I crawl out of the bag, even as Cricket tries to stop me, her head weighing a ton, a paw on my arm. I run naked to the ladder and scramble up, banging my knee and cursing. Snatching the mic, a little breathlessly and a lot desperately, I wheeze, “Yeah— Hello? Hey. I’m here. Wassup?”

I gulp and exhale and suck in a deep breath. Then I remember to add: “Over.”

“You okay?” Claire radios back.

“Me? Yeah.” Gulps of air. “I’m great. Whatcha need?”

“Shit. I woke you up, didn’t I? What’s the time here? I’m still on Houston time. Hell, I’m always on Houston time. You wanna check in with me in the morning? Your morning? Over.”

I could listen to her babble like this forever. I get ships passing through now and then, get to chat with traders and ore tug captains. They give me sports scores and war updates, which often sound like much the same thing. But this is someone right next door who is staying there, who goes to sleep and wakes up there. A mere hundred klicks away.

“No, I’m up,” I promise her. “How can I help?”

I’ll wear my good clothes this time. I rub my face, feeling the smooth skin. Sniff my armpit.

“I need you to give me a full sweep with your gwib. Trying to calibrate this bucket, but there’s so much debris here. Can’t clear the noise.”

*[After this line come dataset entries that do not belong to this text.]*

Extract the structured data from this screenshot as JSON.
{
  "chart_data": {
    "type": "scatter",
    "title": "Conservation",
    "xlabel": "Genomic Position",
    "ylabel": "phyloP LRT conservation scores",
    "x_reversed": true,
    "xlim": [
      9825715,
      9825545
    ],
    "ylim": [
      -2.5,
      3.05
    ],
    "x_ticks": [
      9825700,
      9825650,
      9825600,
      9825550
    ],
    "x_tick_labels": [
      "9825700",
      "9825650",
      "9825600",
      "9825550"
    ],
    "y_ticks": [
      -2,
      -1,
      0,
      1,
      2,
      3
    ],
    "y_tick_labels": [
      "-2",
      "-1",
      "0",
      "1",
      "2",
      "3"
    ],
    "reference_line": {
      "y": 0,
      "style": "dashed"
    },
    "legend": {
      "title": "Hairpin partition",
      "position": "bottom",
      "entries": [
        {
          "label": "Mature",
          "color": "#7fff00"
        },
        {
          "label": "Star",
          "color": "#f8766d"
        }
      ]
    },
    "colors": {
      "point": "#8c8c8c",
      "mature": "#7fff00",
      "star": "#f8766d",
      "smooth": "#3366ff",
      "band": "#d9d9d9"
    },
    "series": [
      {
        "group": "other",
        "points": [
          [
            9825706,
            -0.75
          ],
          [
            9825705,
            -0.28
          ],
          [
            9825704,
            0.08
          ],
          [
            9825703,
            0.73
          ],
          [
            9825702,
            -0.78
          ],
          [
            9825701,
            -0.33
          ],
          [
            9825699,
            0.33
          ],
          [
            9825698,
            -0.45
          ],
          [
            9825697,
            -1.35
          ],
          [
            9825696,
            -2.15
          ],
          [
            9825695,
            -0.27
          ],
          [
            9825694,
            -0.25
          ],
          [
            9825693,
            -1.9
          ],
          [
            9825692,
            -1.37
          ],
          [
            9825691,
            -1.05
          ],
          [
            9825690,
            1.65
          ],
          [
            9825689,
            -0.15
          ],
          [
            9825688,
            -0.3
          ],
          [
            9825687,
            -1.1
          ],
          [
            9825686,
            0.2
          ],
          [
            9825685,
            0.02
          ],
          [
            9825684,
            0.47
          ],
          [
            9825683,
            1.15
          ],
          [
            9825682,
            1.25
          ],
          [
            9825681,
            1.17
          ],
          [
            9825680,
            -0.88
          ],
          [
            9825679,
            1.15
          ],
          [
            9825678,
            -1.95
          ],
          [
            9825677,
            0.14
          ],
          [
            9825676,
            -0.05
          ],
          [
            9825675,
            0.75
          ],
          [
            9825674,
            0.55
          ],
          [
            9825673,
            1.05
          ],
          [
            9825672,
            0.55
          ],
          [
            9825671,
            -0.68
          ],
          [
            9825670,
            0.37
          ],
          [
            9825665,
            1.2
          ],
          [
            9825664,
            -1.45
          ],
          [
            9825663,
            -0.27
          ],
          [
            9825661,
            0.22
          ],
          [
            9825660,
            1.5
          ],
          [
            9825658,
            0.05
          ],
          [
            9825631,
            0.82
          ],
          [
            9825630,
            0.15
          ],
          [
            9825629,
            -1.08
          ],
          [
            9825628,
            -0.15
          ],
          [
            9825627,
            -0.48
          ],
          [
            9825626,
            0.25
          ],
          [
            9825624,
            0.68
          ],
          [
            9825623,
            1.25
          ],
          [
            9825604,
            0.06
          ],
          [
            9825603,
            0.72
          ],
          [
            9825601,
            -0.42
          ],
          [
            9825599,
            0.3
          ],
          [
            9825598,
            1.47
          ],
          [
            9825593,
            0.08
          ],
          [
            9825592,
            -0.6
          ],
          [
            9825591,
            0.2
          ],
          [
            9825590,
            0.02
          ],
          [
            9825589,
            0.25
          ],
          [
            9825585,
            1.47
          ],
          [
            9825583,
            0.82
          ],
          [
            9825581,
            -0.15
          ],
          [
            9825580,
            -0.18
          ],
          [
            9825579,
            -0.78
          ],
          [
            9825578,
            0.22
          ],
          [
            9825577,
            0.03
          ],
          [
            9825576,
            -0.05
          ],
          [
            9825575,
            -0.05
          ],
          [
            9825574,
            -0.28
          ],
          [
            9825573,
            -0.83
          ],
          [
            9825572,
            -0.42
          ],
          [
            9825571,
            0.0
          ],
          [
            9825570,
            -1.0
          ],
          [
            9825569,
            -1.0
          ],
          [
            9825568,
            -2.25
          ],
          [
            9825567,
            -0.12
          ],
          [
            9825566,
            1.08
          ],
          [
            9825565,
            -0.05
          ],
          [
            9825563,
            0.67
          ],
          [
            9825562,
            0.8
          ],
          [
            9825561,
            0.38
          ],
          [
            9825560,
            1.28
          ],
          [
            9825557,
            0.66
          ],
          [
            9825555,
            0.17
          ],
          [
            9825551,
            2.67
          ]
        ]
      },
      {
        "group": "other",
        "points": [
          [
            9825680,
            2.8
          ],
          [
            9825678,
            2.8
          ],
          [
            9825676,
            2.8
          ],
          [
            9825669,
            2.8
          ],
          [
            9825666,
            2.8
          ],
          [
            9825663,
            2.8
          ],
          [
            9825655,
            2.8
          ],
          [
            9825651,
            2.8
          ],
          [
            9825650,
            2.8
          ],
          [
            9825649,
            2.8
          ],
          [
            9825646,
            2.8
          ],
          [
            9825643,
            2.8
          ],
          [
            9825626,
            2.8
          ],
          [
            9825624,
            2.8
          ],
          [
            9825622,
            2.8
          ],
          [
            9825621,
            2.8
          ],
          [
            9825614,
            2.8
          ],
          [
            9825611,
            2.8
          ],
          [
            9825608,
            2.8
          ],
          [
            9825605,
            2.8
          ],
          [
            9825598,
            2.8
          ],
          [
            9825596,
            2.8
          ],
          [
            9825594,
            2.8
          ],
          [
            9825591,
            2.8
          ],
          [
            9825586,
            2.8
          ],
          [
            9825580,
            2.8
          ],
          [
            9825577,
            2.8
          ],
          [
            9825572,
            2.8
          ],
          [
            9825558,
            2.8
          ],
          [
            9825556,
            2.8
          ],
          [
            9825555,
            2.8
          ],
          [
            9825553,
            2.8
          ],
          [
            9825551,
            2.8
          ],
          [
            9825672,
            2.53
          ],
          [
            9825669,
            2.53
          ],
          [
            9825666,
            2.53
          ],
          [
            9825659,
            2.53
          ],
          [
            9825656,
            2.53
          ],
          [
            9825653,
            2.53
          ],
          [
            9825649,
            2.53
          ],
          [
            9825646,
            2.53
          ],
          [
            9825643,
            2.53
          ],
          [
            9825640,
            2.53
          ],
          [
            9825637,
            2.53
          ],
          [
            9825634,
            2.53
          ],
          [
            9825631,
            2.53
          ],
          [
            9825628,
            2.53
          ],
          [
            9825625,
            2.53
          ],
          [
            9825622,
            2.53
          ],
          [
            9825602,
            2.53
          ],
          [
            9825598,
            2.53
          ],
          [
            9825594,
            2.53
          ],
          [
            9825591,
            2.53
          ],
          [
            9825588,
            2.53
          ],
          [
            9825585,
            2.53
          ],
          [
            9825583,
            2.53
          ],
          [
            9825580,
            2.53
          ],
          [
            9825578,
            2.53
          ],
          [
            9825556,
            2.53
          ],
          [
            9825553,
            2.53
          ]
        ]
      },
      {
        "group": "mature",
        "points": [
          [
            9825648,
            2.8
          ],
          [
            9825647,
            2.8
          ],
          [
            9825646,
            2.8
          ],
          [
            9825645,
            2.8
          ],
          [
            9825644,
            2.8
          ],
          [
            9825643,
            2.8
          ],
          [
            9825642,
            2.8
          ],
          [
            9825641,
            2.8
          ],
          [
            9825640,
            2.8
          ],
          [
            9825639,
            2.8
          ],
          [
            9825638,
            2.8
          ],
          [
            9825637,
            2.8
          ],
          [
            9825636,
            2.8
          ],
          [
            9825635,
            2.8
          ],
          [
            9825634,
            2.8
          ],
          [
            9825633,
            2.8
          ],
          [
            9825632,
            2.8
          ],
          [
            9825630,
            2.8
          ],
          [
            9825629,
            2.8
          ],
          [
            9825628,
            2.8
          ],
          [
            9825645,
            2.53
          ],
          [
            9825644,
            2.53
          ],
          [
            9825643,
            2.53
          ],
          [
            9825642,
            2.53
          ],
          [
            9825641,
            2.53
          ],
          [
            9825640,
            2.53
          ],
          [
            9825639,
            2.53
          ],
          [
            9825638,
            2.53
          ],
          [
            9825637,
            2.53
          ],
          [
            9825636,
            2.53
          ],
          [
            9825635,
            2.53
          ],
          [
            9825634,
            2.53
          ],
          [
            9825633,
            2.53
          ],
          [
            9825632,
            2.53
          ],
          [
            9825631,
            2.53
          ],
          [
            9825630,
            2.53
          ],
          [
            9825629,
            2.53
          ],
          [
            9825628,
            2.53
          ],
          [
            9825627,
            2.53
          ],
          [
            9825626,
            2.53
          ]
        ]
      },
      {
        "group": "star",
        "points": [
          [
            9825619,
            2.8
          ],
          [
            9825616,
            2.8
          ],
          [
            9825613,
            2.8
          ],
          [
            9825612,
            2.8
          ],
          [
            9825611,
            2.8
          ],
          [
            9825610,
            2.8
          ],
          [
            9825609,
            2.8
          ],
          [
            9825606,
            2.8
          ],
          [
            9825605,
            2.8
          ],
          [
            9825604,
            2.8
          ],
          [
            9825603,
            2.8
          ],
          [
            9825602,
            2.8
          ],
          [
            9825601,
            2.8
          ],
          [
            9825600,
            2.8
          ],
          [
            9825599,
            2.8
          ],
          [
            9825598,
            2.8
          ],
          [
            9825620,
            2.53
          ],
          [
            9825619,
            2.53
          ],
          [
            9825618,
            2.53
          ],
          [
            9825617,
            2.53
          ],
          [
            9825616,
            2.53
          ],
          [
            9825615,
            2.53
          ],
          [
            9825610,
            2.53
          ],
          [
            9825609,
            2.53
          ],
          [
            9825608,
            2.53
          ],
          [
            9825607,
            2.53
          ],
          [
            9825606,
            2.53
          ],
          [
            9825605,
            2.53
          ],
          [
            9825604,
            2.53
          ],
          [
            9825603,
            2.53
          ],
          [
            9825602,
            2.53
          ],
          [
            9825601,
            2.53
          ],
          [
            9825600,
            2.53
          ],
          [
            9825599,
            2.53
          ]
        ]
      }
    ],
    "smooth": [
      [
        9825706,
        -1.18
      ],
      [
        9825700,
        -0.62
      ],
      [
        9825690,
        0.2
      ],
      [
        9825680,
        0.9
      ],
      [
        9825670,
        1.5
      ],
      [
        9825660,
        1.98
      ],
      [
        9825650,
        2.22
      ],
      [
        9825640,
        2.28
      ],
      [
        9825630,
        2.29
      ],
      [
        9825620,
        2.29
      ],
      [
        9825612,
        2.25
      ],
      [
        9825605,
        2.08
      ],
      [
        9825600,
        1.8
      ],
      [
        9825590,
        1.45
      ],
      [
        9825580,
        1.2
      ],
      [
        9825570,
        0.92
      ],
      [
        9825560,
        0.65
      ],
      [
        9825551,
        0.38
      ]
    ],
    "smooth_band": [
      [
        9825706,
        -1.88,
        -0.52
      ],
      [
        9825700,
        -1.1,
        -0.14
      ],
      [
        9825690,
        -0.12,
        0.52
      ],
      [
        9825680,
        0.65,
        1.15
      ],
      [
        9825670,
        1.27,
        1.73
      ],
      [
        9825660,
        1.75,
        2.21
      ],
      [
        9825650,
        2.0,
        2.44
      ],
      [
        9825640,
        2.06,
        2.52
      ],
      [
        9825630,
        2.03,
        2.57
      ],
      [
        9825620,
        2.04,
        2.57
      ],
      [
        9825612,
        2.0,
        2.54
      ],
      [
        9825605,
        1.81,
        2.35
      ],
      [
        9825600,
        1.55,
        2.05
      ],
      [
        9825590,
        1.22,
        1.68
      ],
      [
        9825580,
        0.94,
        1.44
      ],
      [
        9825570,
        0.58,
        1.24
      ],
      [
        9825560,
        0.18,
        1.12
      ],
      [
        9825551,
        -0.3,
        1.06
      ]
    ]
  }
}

Yes, the debris. That would be my fault. I did that. Sorry.

“Yeah, sure,” I say, disappointed that it’s something I can do from here. “No problem.” I go to my dash and power up the GWB for a full pulse. The lights dim a little while the massive capacitors two modules down charge up. I try to picture Claire standing over there, looking at her own console, watching and waiting. I see her in her sweatpants and tank top. Her hair in a ponytail. A few loose strands tucked behind her ear. Reddish hair. The color of rust.

“Whenever you’re ready,” she says.

When the PULSE OK light goes green, I flip the metal toggle beneath it. There’s a sensation of vertigo, like the grav panels beneath my feet are on the fritz, but it’s just a wave of whatever makes me feel nice and numb when I rest my head against the GWB. A megadose. The light goes red for a moment and then shuts off altogether. Cricket grunts at me.

“Looks good,” Claire radios. “Muchas gracias. If there was a bar within spittin’ distance, I’d buy you a drink.”

I stare at the mic in my hand. I glance over at Cricket, then toward the chute and the business end of my beacon. Knowing I shouldn’t, but that I’m gonna anyway, I squeeze the mic.

“I’ve got something even better,” I say.